Doing this would mean eliminating the Diversity Visa Program, or green-card lottery, which awards the same number of permanent visas annually to randomly selected applicants from countries with lower rates of immigration, including African and former Soviet countries.

Both Republicans and Democrats say they favor helping foreigners with high-tech skills remain in the United States to help drive innovation.

Lamar Smith, a Republican from Texas who introduced the so-called STEM (Science, Technology, Engineering, and Math) bill, said the legislation would do just that.

"In a global economy, we cannot afford to educate these foreign graduates in the U.S. and then send them back home to work for our competitors," he said in a speech ahead of the vote.
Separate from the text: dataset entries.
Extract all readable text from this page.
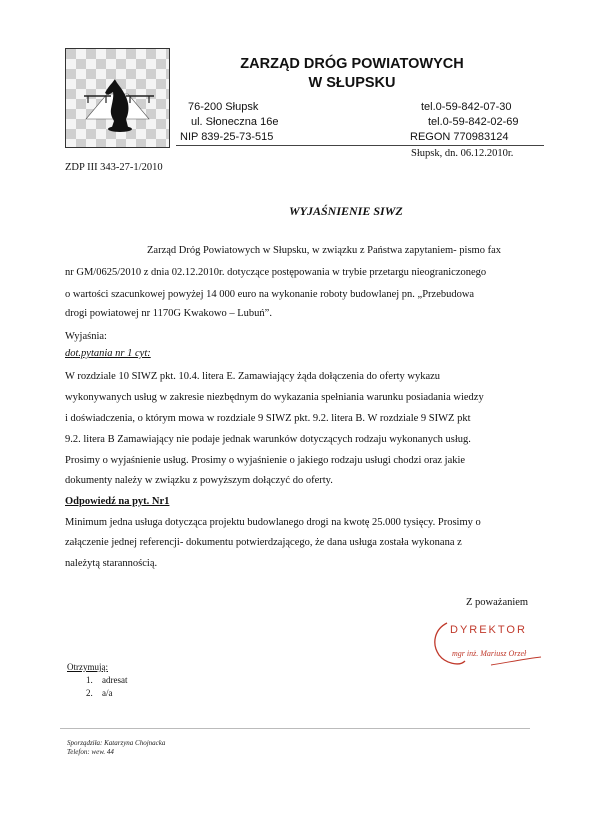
ZARZĄD DRÓG POWIATOWYCH
W SŁUPSKU
76-200 Słupsk
ul. Słoneczna 16e
NIP 839-25-73-515
tel.0-59-842-07-30
tel.0-59-842-02-69
REGON 770983124
Słupsk, dn. 06.12.2010r.
ZDP III 343-27-1/2010
WYJAŚNIENIE SIWZ
Zarząd Dróg Powiatowych w Słupsku, w związku z Państwa zapytaniem- pismo fax
nr GM/0625/2010 z dnia 02.12.2010r. dotyczące postępowania w trybie przetargu nieograniczonego
o wartości szacunkowej powyżej 14 000 euro na wykonanie roboty budowlanej pn. „Przebudowa
drogi powiatowej nr 1170G Kwakowo – Lubuń”.
Wyjaśnia:
dot.pytania nr 1 cyt:
W rozdziale 10 SIWZ pkt. 10.4. litera E. Zamawiający żąda dołączenia do oferty wykazu
wykonywanych usług w zakresie niezbędnym do wykazania spełniania warunku posiadania wiedzy
i doświadczenia, o którym mowa w rozdziale 9 SIWZ pkt. 9.2. litera B. W rozdziale 9 SIWZ pkt
9.2. litera B Zamawiający nie podaje jednak warunków dotyczących rodzaju wykonanych usług.
Prosimy o wyjaśnienie usług. Prosimy o wyjaśnienie o jakiego rodzaju usługi chodzi oraz jakie
dokumenty należy w związku z powyższym dołączyć do oferty.
Odpowiedź na pyt. Nr1
Minimum jedna usługa dotycząca projektu budowlanego drogi na kwotę 25.000 tysięcy. Prosimy o
załączenie jednej referencji- dokumentu potwierdzającego, że dana usługa została wykonana z
należytą starannością.
Z poważaniem
DYREKTOR
mgr inż. Mariusz Orzeł
Otrzymują:
1. adresat
2. a/a
Sporządziła: Katarzyna Chojnacka
Telefon: wew. 44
The U.S. technology lobby has also backed the bill.

'A Slap In The Face'

Nonetheless, Democratic lawmakers have cried foul, arguing that the legislation sidesteps efforts at comprehensive immigration reform and discriminates against lower-skilled immigrants who serve a vital role in the U.S. economy.
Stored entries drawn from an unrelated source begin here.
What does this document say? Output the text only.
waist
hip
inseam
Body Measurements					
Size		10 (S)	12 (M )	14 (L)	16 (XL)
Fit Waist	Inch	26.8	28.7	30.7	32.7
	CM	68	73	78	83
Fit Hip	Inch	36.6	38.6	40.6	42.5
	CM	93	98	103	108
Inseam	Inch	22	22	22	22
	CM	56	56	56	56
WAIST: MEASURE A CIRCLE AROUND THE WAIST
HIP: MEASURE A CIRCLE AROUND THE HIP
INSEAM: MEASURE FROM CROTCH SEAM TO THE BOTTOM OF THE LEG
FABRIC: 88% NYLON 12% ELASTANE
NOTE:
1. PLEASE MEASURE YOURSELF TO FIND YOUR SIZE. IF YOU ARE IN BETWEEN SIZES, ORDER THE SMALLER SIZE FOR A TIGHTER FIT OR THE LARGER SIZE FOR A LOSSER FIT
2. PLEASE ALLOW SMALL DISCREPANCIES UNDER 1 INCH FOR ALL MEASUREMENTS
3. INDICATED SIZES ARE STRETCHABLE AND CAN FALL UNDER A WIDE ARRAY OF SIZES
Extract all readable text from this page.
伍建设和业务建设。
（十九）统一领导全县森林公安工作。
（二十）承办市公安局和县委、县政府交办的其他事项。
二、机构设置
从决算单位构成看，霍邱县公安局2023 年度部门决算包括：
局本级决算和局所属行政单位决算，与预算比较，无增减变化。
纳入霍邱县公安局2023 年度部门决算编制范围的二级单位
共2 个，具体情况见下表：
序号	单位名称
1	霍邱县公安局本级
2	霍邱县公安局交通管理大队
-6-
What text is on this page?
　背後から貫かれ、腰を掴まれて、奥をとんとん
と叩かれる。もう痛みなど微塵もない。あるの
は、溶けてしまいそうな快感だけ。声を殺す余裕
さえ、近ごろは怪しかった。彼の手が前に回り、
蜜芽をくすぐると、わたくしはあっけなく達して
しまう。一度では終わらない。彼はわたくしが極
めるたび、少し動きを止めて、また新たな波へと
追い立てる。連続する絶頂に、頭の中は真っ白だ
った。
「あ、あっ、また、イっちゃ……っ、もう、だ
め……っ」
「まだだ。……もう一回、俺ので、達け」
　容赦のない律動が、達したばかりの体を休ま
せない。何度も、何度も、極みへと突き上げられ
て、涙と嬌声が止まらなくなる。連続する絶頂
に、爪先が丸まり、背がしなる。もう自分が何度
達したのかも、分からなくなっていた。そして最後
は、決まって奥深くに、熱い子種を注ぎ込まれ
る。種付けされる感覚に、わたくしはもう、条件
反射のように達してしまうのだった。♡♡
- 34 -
Luis Gutierrez, a representative from Illinois, called the bill's provisions "a slap in the face to the core values and the rich tradition of immigrants to the United States of America."

"There was no special line for Ph.D.s and master's-degree-holders at Ellis Island," he said. "There was no asterisk on the Statue of Liberty that said your IQ must be here and higher [to enter]."
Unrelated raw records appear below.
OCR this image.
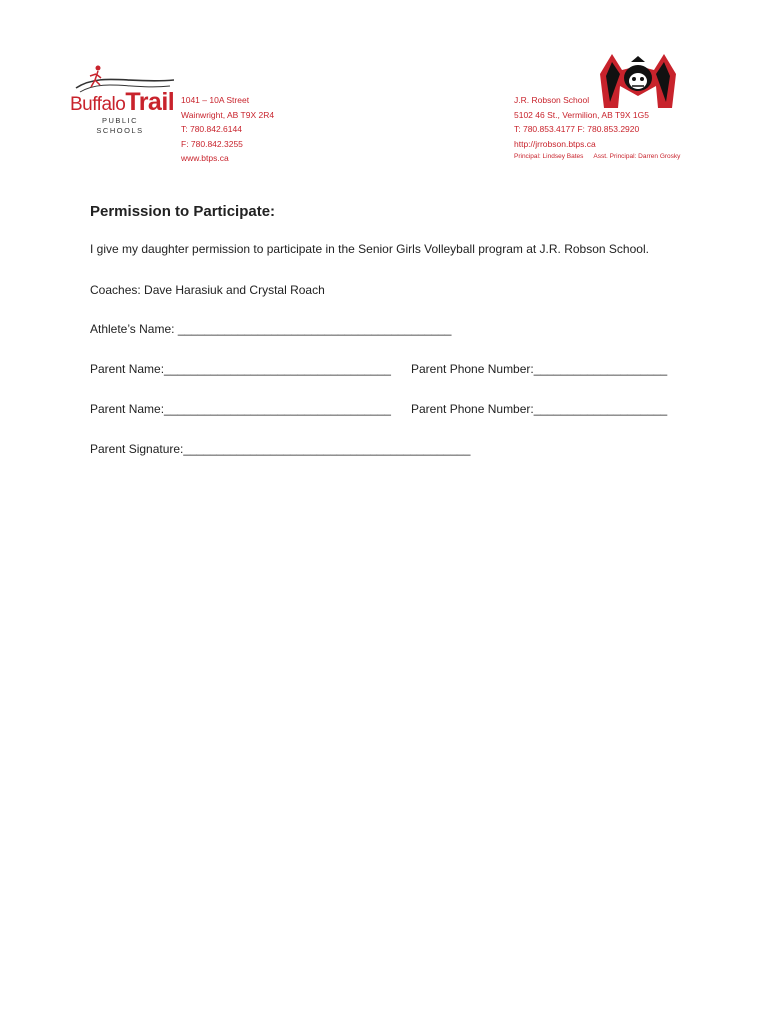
BuffaloTrail
PUBLIC
SCHOOLS
1041 – 10A Street
Wainwright, AB T9X 2R4
T: 780.842.6144
F: 780.842.3255
www.btps.ca
J.R. Robson School
5102 46 St., Vermilion, AB T9X 1G5
T: 780.853.4177 F: 780.853.2920
http://jrrobson.btps.ca
Principal: Lindsey Bates Asst. Principal: Darren Grosky
Permission to Participate:
I give my daughter permission to participate in the Senior Girls Volleyball program at J.R. Robson School.
Coaches: Dave Harasiuk and Crystal Roach
Athlete’s Name: _________________________________________
Parent Name:__________________________________ Parent Phone Number:____________________
Parent Name:__________________________________ Parent Phone Number:____________________
Parent Signature:___________________________________________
Ahead of the vote, the White House said it did not support the bill's "narrowly tailored proposals."

The legislation is considered to be dead on arrival in the Democratic-controlled Senate.

Audrey Singer, an expert on U.S. immigration policy at the Brookings Institution, suggests that, if this bill is any indication, the congressional deadlock over immigration reform could very well continue in 2013.

"This bill was not a bipartisan bill -- it was sponsored by Republicans," she says. "And I think that to have success going forward for a bill like this or any kind of [immigration] reform that we're going to see over the next year or so, we really need both sides to come to the table ahead of time and present something that is acceptable to both. Otherwise, it's just going to be back to where we started."

Hot-Button Issue

Immigration reform was a hot-button issue in the 2012 presidential election campaign, in which Hispanics and other minorities strongly favored U.S. President Barack Obama.

The president has pledged to make tackling the issue one of his key second-term priorities. Democrats support legislation to put many of the more than 11 million illegal immigrants in the country on a path to citizenship.

Republicans, meanwhile, face pressure to show minority voters and others that they, too, are serious about immigration reform. They have recently argued that focusing on narrower pieces of legislation is more likely to achieve results than waiting for a grand bipartisan bargain.

Starting in 1995, the U.S. green-card lottery has awarded permanent-residence visas to a small fraction of the millions of applicants who apply each year. There were more than 12.5 million applicants, including family members and spouses, for the fiscal year 2013.

To be eligible, a person must have a high-school diploma or two years of recent experience in a field that requires two years of training. Critics who say the lottery is no longer needed argue that immigrants have other means to come to the United States, such as through family unification and skilled-employment visas.

Jyldyz Abylkasymova, a Kyrgyz-born accountant in Washington, won a green card in the 2007 lottery. She cites her own story in arguing against scrapping the process.

"I think it's not fair," she says. "For example, I came here with my bachelor's degree from Bishkek and I'm studying now. I will hopefully get my master's degree and [become a certified public accountant] in a couple years. [Winning the green-card lottery] changed our lives, definitely, because in Kyrgyzstan, if you don't have the last name of someone who's a [government] minister, you cannot easily find a job. It was very important, especially for my son's future. For my future, too."

Singer says that beyond the current legislation, the green-card lottery is "a piece of U.S. immigration policy that lawmakers have been eyeing for some time."

It could be modified as part of future deals, she adds.